L’encyclopédie électorale du Canada

Pourquoi la règle de trois ne suffit pas
(Et ce qu’il faut faire à la place)

par Maurice Y. Michaud (il/lui)

Symboles mathématiquesAvoir ce simulateur d’élections passées est la raison pour laquelle PoliCan existe aujourd’hui.

Après avoir étudié les différents systèmes électoraux utilisés dans les démocraties du monde, les membres des commissions chargées de considérer une réforme électorale dans leur juridiction ont eu tendance à utiliser les résultats de leurs précédentes élections générales pour simuler les résultats avec leur système pro­por­tion­nel proposé. Quoiqu’on indiquait avoir essayé d’ajuster certains paramètres, comme le ratio de sièges réguliers et proportionnels ou les seuils que les partis devraient atteindre pour obtenir des sièges compensatoires, on ne publiait que des simulations basées sur les para­mètres retenus. C’était raisonnable, car rassembler et calculer des résultats alternatifs prend du temps, sans compter la complexité pour qui­conque qui devait ensuite assimiler la matière et les recommandations.

Mais c’était avant qu’un fou comme moi ait l’idée de rassembler tous les chiffres de chaque élection jamais tenue au Canada et de les saisir dans une base de données unique.

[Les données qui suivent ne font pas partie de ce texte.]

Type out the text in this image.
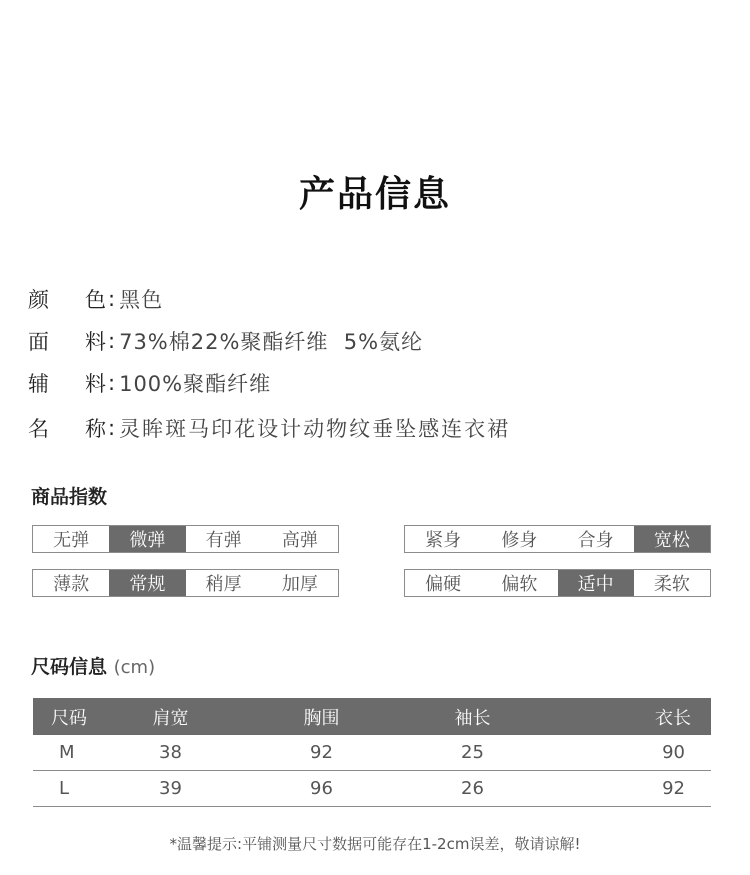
产品信息
颜 色 : 黑色
面 料 : 73%棉22%聚酯纤维  5%氨纶
辅 料 : 100%聚酯纤维
名 称 : 灵眸斑马印花设计动物纹垂坠感连衣裙
商品指数
无弹	微弹	有弹	高弹	紧身	修身	合身	宽松
薄款	常规	稍厚	加厚	偏硬	偏软	适中	柔软
尺码信息 (cm)
尺码	肩宽	胸围	袖长	衣长
M	38	92	25	90
L	39	96	26	92
*温馨提示:平铺测量尺寸数据可能存在1-2cm误差，敬请谅解!
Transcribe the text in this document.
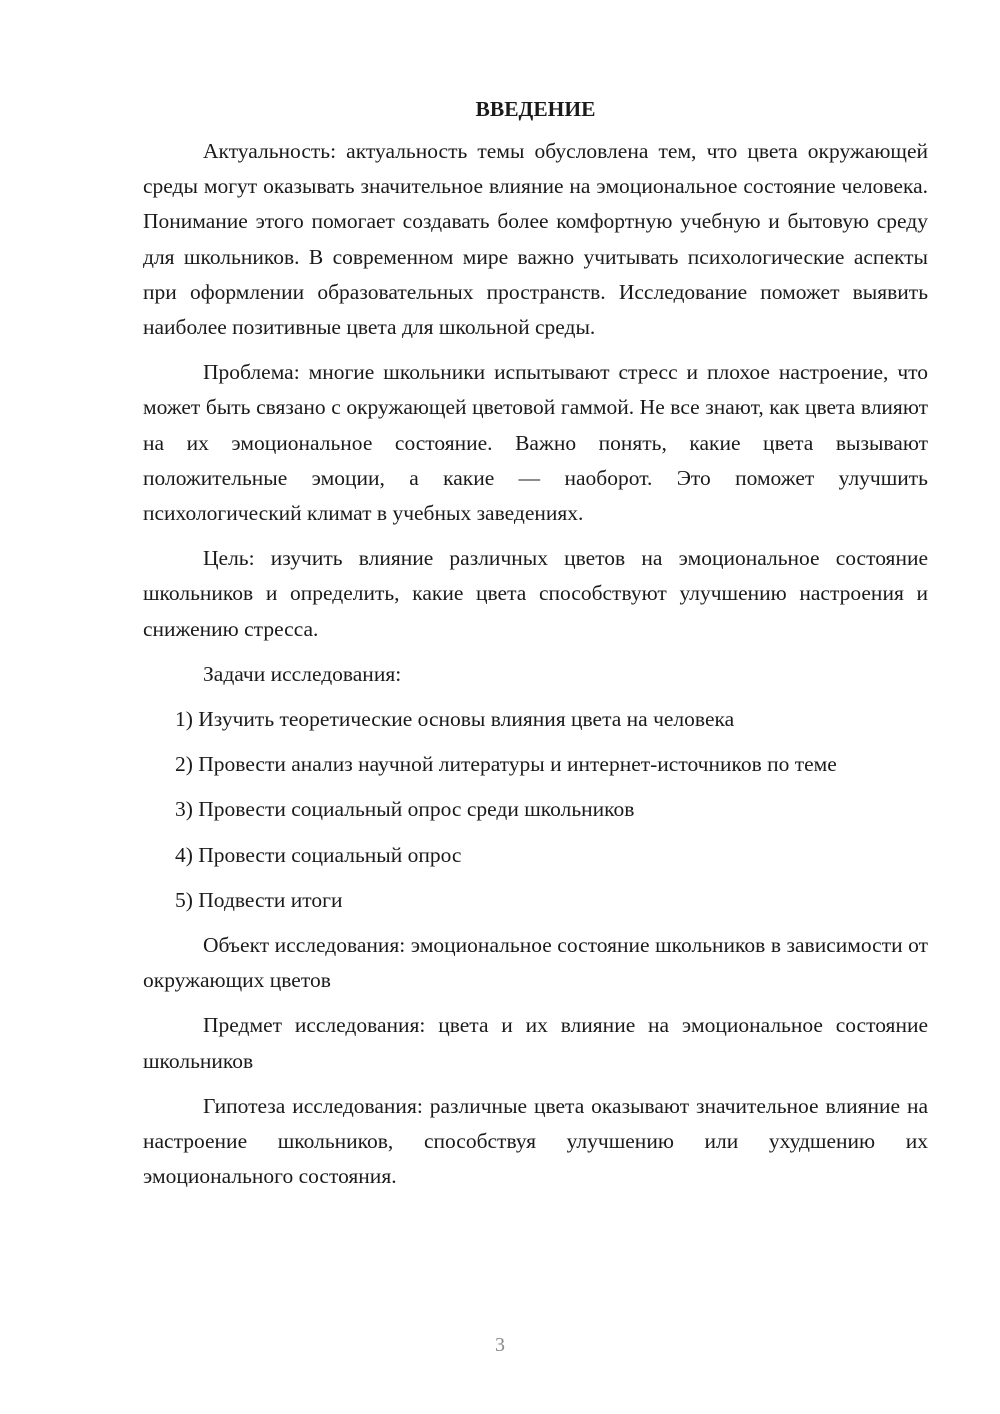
ВВЕДЕНИЕ

Актуальность: актуальность темы обусловлена тем, что цвета окружающей среды могут оказывать значительное влияние на эмоциональное состояние человека. Понимание этого помогает создавать более комфортную учебную и бытовую среду для школьников. В современном мире важно учитывать психологические аспекты при оформлении образовательных пространств. Исследование поможет выявить наиболее позитивные цвета для школьной среды.

Проблема: многие школьники испытывают стресс и плохое настроение, что может быть связано с окружающей цветовой гаммой. Не все знают, как цвета влияют на их эмоциональное состояние. Важно понять, какие цвета вызывают положительные эмоции, а какие — наоборот. Это поможет улучшить психологический климат в учебных заведениях.

Цель: изучить влияние различных цветов на эмоциональное состояние школьников и определить, какие цвета способствуют улучшению настроения и снижению стресса.

Задачи исследования:

1) Изучить теоретические основы влияния цвета на человека

2) Провести анализ научной литературы и интернет-источников по теме

3) Провести социальный опрос среди школьников

4) Провести социальный опрос

5) Подвести итоги

Объект исследования: эмоциональное состояние школьников в зависимости от окружающих цветов

Предмет исследования: цвета и их влияние на эмоциональное состояние школьников

Гипотеза исследования: различные цвета оказывают значительное влияние на настроение школьников, способствуя улучшению или ухудшению их эмоционального состояния.

3
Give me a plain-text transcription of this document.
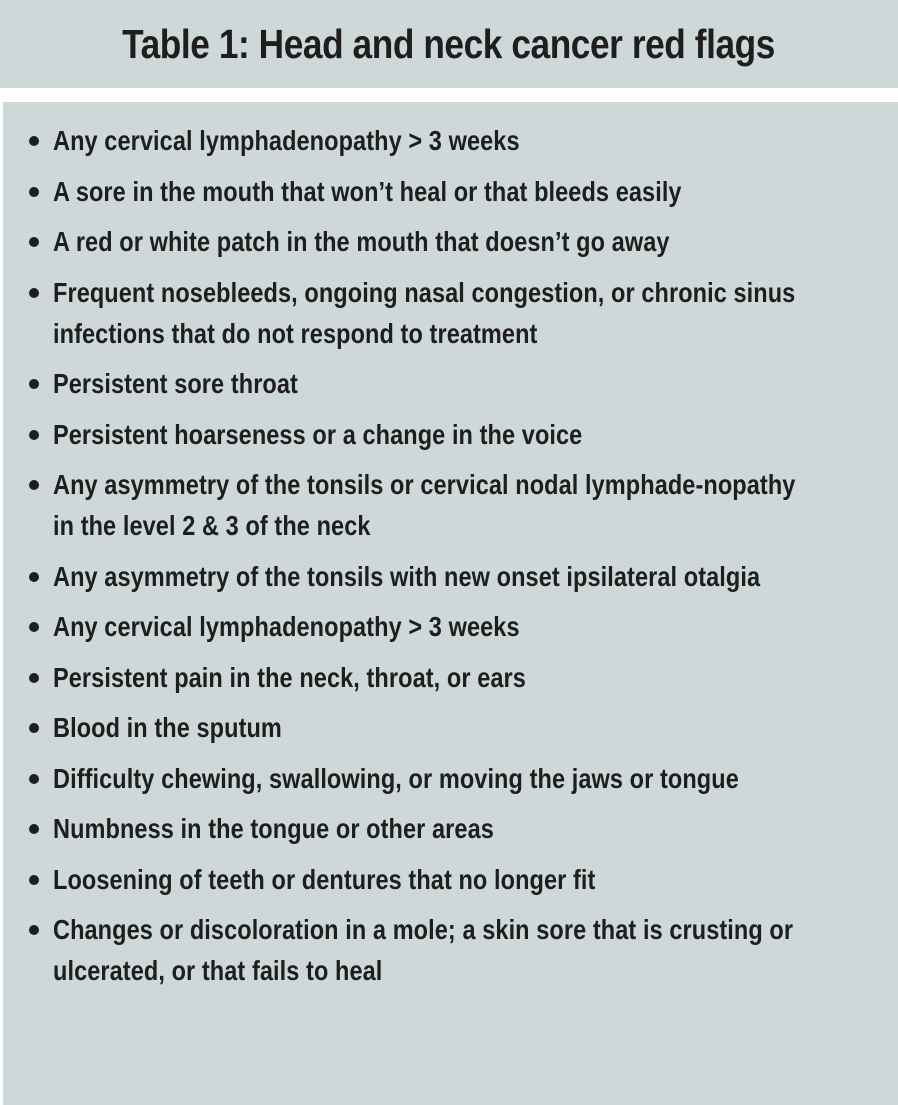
Table 1: Head and neck cancer red flags
Any cervical lymphadenopathy > 3 weeks
A sore in the mouth that won’t heal or that bleeds easily
A red or white patch in the mouth that doesn’t go away
Frequent nosebleeds, ongoing nasal congestion, or chronic sinus infections that do not respond to treatment
Persistent sore throat
Persistent hoarseness or a change in the voice
Any asymmetry of the tonsils or cervical nodal lymphade-nopathy in the level 2 & 3 of the neck
Any asymmetry of the tonsils with new onset ipsilateral otalgia
Any cervical lymphadenopathy > 3 weeks
Persistent pain in the neck, throat, or ears
Blood in the sputum
Difficulty chewing, swallowing, or moving the jaws or tongue
Numbness in the tongue or other areas
Loosening of teeth or dentures that no longer fit
Changes or discoloration in a mole; a skin sore that is crusting or ulcerated, or that fails to heal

Le simulateur SPM de PoliCan vous permet de prendre n’importe quelle des 434 élections générales partisanes tenues au Canada et estimer le nombre de sièges que les partis auraient pu remporter en mode pro­por­tionnel mixte (ou SPM).

Il serait trop simpliste d’examiner le pourcentage de votes recueillis par chaque parti lors d’une élection générale et de supposer que, dans un système proportionnel, ils auraient inévitablement le même pour­cent­age de sièges. C’est qu’un système bien conçu a besoin de freins, ou de seuils, pour empêcher un parti transitoire ou marginal d’obtenir un siège simplement parce que quelques milliers de personnes dans un comté auraient voté pour lui. Si la plupart des votes pour ce parti sont concentrés dans un seul comté, ils pourraient permettre à son candidat de remporter le siège, et bravo ! Mais si ses autres votes sont dispersés entre plusieurs ou tous les autres comtés, alors sa performance globale dans la juridiction devrait, à juste titre, être considérée comme négligeable.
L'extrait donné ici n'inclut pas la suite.